UNC forms Conte Center for multidisciplinary schizophrenia research

Studies focus on brain development from the womb to early adulthood

Grant and Award Announcement

University of North Carolina Health Care

The Department of Psychiatry at The University of North Carolina at Chapel Hill has received a five-year grant of over $9.3 million to form a new Silvio O. Conte Center for the Neuroscience of Mental Disorders to study the onset of schizophrenia. The new center brings together a diverse group of experts from four universities to conduct comprehensive studies of brain development in the earliest stages of life through early adulthood, when the disease is typically diagnosed.

The UNC Conte Center is one of 20 centers in the United States and one of only two named this year. Conte Centers are funded by the National Institute of Mental Health and were created to honor former U.S. Representative Silvio O. Conte, a longtime advocate for scientific research on brain diseases who died in 1991.

Dr. Jeffrey Lieberman, the Thad & Alice Eure Distinguished Professor of Psychiatry, Pharmacology and Radiology at the UNC-Chapel Hill School of Medicine, is the principal investigator for the UNC Conte Center. Dr. Anthony LaMantia, associate professor of cell and molecular physiology, and Dr. John Gilmore, professor of psychiatry, are co-principal investigators. They have assembled a multidisciplinary team of scientists from UNC, Duke University, Harvard University and the University of Washington to conduct the Center's research. This team is comprised of experts in many scientific fields, including adult and child psychiatry, medical genetics, obstetrics and gynecology, neonatology, radiology, computer science and biostatistics.

"The essential and distinctive aspect of this Center is that it unites the intellectual resources of four great universities and the expertise of individuals from diverse scientific disciplines," said Dr. Lieberman. "Through our collective findings, we hope to explain how certain behavioral and neurobiological factors transform apparently normal individuals to persons with the symptoms of schizophrenia. This could lead to more effective treatment and, possibly, prevention of this debilitating disease."

Conte Centers typically involve multiple research projects investigating severe mental illness. The UNC Conte Center will conduct four interrelated studies using distinct research methods. Researchers will attempt to identify critical brain events that trigger the development of psychotic symptoms associated with schizophrenia.

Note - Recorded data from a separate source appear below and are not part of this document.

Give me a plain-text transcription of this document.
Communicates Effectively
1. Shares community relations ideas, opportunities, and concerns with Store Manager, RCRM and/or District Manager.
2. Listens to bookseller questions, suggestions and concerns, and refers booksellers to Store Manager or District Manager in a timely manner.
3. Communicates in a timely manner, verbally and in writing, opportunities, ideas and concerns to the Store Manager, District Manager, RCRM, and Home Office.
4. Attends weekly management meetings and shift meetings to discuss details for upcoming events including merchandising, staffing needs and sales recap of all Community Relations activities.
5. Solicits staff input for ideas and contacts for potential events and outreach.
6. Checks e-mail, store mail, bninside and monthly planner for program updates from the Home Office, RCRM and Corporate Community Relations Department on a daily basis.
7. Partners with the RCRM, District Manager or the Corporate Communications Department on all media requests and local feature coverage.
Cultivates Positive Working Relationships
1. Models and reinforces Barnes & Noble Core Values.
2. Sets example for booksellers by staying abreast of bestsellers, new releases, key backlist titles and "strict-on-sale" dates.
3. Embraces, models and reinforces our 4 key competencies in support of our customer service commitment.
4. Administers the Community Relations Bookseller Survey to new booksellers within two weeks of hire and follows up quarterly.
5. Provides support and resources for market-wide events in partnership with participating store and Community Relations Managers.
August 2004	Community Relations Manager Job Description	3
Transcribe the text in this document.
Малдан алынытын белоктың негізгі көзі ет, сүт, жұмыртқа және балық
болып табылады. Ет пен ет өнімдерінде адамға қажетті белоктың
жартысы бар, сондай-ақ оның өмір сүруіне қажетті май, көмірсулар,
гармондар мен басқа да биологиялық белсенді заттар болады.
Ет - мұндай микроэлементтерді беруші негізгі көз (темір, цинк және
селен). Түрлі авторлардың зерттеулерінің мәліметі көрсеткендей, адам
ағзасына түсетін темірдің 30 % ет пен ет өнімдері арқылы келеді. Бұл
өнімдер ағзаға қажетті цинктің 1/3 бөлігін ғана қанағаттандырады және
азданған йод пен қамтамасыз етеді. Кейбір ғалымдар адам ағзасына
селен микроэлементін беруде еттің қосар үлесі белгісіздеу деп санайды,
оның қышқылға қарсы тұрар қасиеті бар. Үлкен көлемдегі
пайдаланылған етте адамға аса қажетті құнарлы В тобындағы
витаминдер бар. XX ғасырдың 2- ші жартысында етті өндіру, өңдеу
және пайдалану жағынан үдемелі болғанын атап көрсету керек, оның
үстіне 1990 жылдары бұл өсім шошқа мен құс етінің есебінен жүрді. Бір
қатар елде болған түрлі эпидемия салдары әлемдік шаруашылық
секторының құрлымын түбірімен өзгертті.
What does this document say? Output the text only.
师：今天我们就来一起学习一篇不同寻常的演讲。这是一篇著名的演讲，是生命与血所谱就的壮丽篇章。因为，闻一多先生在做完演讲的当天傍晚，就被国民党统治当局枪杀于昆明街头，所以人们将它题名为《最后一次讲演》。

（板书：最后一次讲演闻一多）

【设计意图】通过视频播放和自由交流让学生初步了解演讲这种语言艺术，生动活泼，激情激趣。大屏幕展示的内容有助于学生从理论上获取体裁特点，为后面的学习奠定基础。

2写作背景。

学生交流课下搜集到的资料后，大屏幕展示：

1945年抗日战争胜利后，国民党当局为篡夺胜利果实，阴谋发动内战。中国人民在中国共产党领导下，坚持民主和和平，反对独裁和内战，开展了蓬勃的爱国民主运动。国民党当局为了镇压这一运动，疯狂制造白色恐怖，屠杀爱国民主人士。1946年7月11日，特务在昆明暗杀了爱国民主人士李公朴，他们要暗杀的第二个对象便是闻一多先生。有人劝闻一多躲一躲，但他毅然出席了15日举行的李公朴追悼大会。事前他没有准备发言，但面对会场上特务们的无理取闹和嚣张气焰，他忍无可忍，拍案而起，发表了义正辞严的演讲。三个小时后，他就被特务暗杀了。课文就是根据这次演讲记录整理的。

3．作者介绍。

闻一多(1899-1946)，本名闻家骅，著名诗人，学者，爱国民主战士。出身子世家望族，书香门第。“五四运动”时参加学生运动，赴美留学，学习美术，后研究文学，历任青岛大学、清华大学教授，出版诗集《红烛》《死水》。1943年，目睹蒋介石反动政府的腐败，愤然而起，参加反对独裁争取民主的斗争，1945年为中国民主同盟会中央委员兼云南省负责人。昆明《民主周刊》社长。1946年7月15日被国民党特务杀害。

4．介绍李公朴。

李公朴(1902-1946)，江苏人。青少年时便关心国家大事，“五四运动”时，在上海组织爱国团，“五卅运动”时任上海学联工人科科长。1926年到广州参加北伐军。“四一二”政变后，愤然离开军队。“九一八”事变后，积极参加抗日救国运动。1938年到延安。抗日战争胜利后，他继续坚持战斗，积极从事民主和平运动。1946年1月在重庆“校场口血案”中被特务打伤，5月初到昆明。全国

One study will use ultrasound and magnetic resonance imaging (MRI) to examine prenatal and neonatal brain development in the children of women with schizophrenia, a technique being used for the first time in schizophrenia research. Children will be monitored from the second trimester of pregnancy through two weeks after birth. The brain development of these children will be assessed from birth until age two with standardized tests of motor and language development and memory and attention. Findings from this study may allow early identification of high-risk children, making it possible to provide early intervention and prevent or mitigate the risk of developing schizophrenia or other neurodevelopmental disorders.

In other UNC Conte studies, researchers will track the development of healthy brains from infancy to early adulthood and use state-of-the-art neuroimaging to examine brain function in high-risk adolescents and young adults.

The Center also aims to develop a model for genetic and cellular influences of the GABAergic interneurons, which regulate the neural pathways most closely associated with the development of schizophrenia. "The plain and simple reality is that we do not know how or by what mechanism the brain develops abnormally in individuals with schizophrenia. We hope to explain what neurobiological and behavioral mechanisms are disrupted before the disease is diagnosed," Lieberman said.

UNC Conte Center research will be conducted from September 2002 through July 2007. In addition to Lieberman, LaMantia and Gilmore, principal investigators for the studies are Drs. Aysenil Belger, Guido Gerig, Robert Hamer, Fred Jarskog, Patricia Maness and Diana Perkins from UNC and Drs. Gregory McCarthy, Cecil Charles, Barbara Hertzberg and Richard Keefe from Duke.

The Conte grant is the second largest research award granted to the Department of Psychiatry. The department ranks seventh among psychiatry programs that receive funding from the National Institutes of Health, receiving $18 million in 2001. Overall, the UNC School of Medicine ranks 14th.